Although models such as this can be very useful, the results they produce are not definitive, as the model (cells, in this case) is not a true representation of human anatomy. 

Despite these limitations, there is sufficient evidence to suggest that genetic variation in SRD5A1 or SRD5A2 may influence your response to treatment with a 5α-reductase inhibitor. Below are some of the variants which may be relevant to hair loss and treatment.

What Do Your Genetic Results Mean?

Your Result	SRD5A1 (rs248793)
	Variant 1 – GG genotype	Variant 2 – CC genotype	Variant 3 – GC genotype
What it means	At a lower risk of presenting with higher DHT/T ratio	At a slightly higher risk of presenting with an increased DHT/T ratio	At a higher risk of presenting with a significant increase in DHT/T ratio
The Implication	You might not be a good candidate for 5α-reductase inhibitors	May be a good candidate for normal/increased concentrations of 5α-reductase inhibitors	May be a good candidate for increased concentrations of 5α-reductase inhibitors
Your Result	SRD5A1 (rs3822430)
	Variant 1 – AA genotype	Variant 2 – AG genotype	Variant 3 – GG genotype
What it means	May be a normal/poor responder to 5α-reductase inhibitors	May be a good responder to 5α-reductase inhibitors	May be a good responder to 5α-reductase inhibitors
The Implication	May be a good candidate for typical/higher dosages of 5α-reductase inhibitors	May be a good candidate for lower dosages of 5α-reductase inhibitors	May be a good candidate for lower dosages of 5α-reductase inhibitors
Your Result	SRD5A1 (rs8192186)
	Variant 1 – AA genotype	Variant 2 – AG genotype	Variant 3 – GG genotype
What it means	May be a good responder to 5α-reductase inhibitors	May be a good responder to 5α-reductase inhibitors	May be a normal/poor responder to 5α-reductase inhibitors
The Implication	May be a good candidate for lower dosages of 5α-reductase inhibitors	May be a good candidate for lower dosages of 5α-reductase inhibitors	May be a good candidate for typical/higher dosages of 5α-reductase inhibitors
Your Result	SRD5A2 (rs523349)
	Variant 1 – GG genotype	Variant 2 – GC genotype	Variant 3 – CC genotype
What it means	Associated with increased 5α-reductase activity	Significantly lower 5α-reductase activity	Significantly lower 5α-reductase activity
The Implication	May be a good candidate for 5α-reductase inhibitors	May not be a good candidate for 5α-reductase inhibitors	May not be a good candidate for 5α-reductase inhibitors

What Relevance Dose SR5DA Have for Hair Loss Treatment?

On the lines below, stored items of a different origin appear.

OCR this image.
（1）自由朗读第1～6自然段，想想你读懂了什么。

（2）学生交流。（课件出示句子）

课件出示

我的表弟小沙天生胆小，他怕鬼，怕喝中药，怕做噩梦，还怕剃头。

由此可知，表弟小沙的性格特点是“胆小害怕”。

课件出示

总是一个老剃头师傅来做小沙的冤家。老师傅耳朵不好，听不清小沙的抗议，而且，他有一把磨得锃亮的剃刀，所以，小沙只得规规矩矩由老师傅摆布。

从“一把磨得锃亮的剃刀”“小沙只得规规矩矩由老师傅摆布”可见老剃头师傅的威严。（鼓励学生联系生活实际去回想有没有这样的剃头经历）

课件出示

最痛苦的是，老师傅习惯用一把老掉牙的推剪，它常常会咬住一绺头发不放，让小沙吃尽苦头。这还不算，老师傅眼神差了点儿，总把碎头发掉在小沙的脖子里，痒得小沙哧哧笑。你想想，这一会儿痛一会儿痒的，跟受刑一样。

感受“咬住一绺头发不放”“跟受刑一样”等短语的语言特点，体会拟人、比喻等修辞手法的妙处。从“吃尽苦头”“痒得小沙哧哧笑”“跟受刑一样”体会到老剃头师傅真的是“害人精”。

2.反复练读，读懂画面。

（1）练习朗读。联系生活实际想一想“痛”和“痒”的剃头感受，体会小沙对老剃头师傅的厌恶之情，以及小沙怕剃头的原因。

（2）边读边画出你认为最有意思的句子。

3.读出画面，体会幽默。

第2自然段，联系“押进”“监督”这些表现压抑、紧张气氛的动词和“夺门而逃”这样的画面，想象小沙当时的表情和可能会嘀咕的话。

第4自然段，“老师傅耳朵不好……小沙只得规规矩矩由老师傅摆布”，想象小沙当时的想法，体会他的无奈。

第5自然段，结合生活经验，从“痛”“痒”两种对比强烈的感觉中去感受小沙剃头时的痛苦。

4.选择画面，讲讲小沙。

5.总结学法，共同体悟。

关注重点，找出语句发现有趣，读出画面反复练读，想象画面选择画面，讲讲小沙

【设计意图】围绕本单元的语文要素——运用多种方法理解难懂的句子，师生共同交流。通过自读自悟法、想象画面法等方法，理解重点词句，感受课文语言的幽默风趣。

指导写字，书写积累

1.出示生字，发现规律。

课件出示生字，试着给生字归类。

We have also created a rubric that helps to determine the relevance of a specific gene to hair loss based on the quality of the evidence in the above studies. 

On a scale of 1-5, how important are these genetic results? (1 is the lowest, 5 is the highest)

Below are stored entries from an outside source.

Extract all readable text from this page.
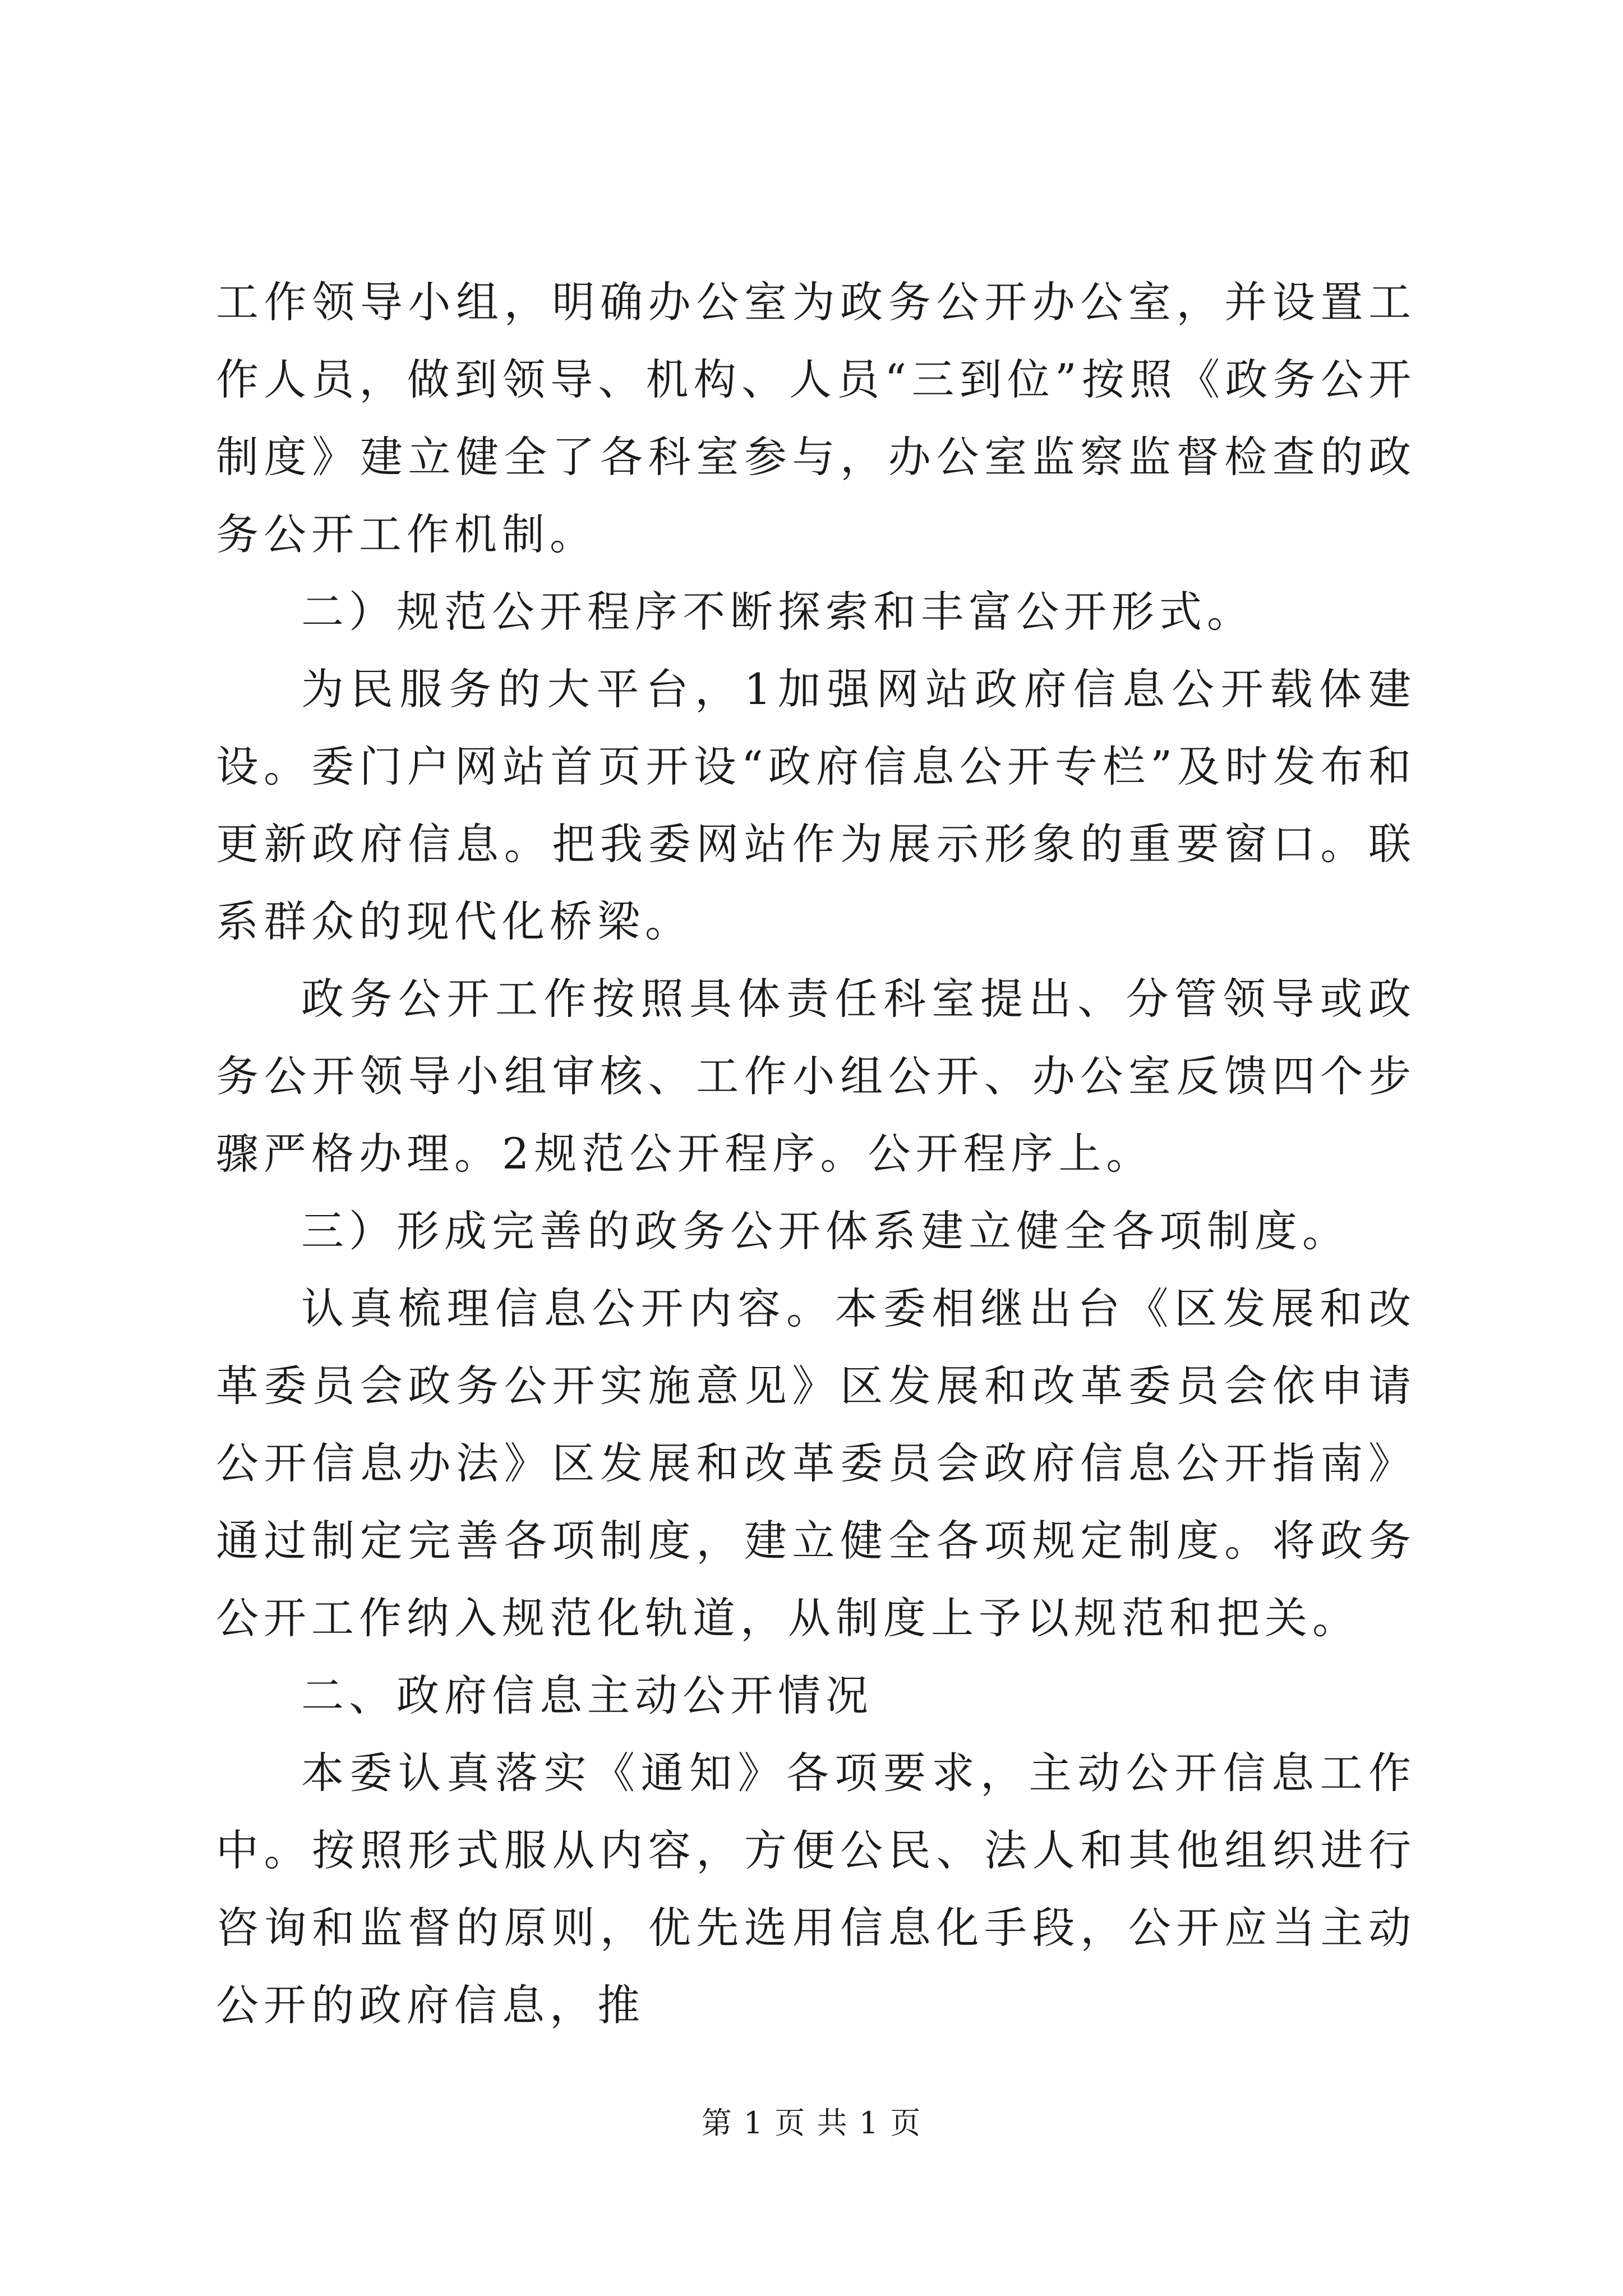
工作领导小组，明确办公室为政务公开办公室，并设置工作人员，做到领导、机构、人员“三到位”按照《政务公开制度》建立健全了各科室参与，办公室监察监督检查的政务公开工作机制。

二）规范公开程序不断探索和丰富公开形式。

为民服务的大平台，1加强网站政府信息公开载体建设。委门户网站首页开设“政府信息公开专栏”及时发布和更新政府信息。把我委网站作为展示形象的重要窗口。联系群众的现代化桥梁。

政务公开工作按照具体责任科室提出、分管领导或政务公开领导小组审核、工作小组公开、办公室反馈四个步骤严格办理。2规范公开程序。公开程序上。

三）形成完善的政务公开体系建立健全各项制度。

认真梳理信息公开内容。本委相继出台《区发展和改革委员会政务公开实施意见》区发展和改革委员会依申请公开信息办法》区发展和改革委员会政府信息公开指南》通过制定完善各项制度，建立健全各项规定制度。将政务公开工作纳入规范化轨道，从制度上予以规范和把关。

二、政府信息主动公开情况

本委认真落实《通知》各项要求，主动公开信息工作中。按照形式服从内容，方便公民、法人和其他组织进行咨询和监督的原则，优先选用信息化手段，公开应当主动公开的政府信息，推

第 1 页 共 1 页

This score is a rating based on evidence quality.

• Does this gene have any potential relevance for hair loss? (1 point)

Yes. Increased DHT is associated with hair follicle miniaturization and the onset of androgenic alopecia, and these genes encode enzymes that synthesize DHT (score=1)

• Does the totality of evidence implicate SRD5A1 or SRD5A2 as causal agents for hair loss? (1 point)

Yes, as mentioned above, an increase in DHT is associated with androgenic alopecia, and these genes create an enzyme that synthesizes DHT (score = 1)

• Does the totality of evidence implicate SRD5A1/SRD5A2 as predictive factors for hair loss treatment responsiveness? (2 points)

Yes, there is evidence to suggest that SRD5A1 may be a predictive factor for hair loss treatment responsiveness, however, some of the patients with the SNP’s for treatment responsiveness still performed poorly, indicating that there are a number of factors involved in responsiveness to treatments. (score = 1)

• Is this quality of evidence on (3) strong enough to influence treatment recommendations? (1 point)

No. (score = 0)

Total Score = 3

Final Thoughts

While some small studies suggest that genetic variation in SRD5A1 and SRD5A2 may influence your response to treatment with a 5α-reductase inhibitor, the evidence is not yet strong enough to make definitive treatment recommendations based solely on genotype. Larger and more robust studies are needed to confirm the true predictive value of genetic testing for SRD5A1 and SRD5A2 for personalizing hair loss treatments.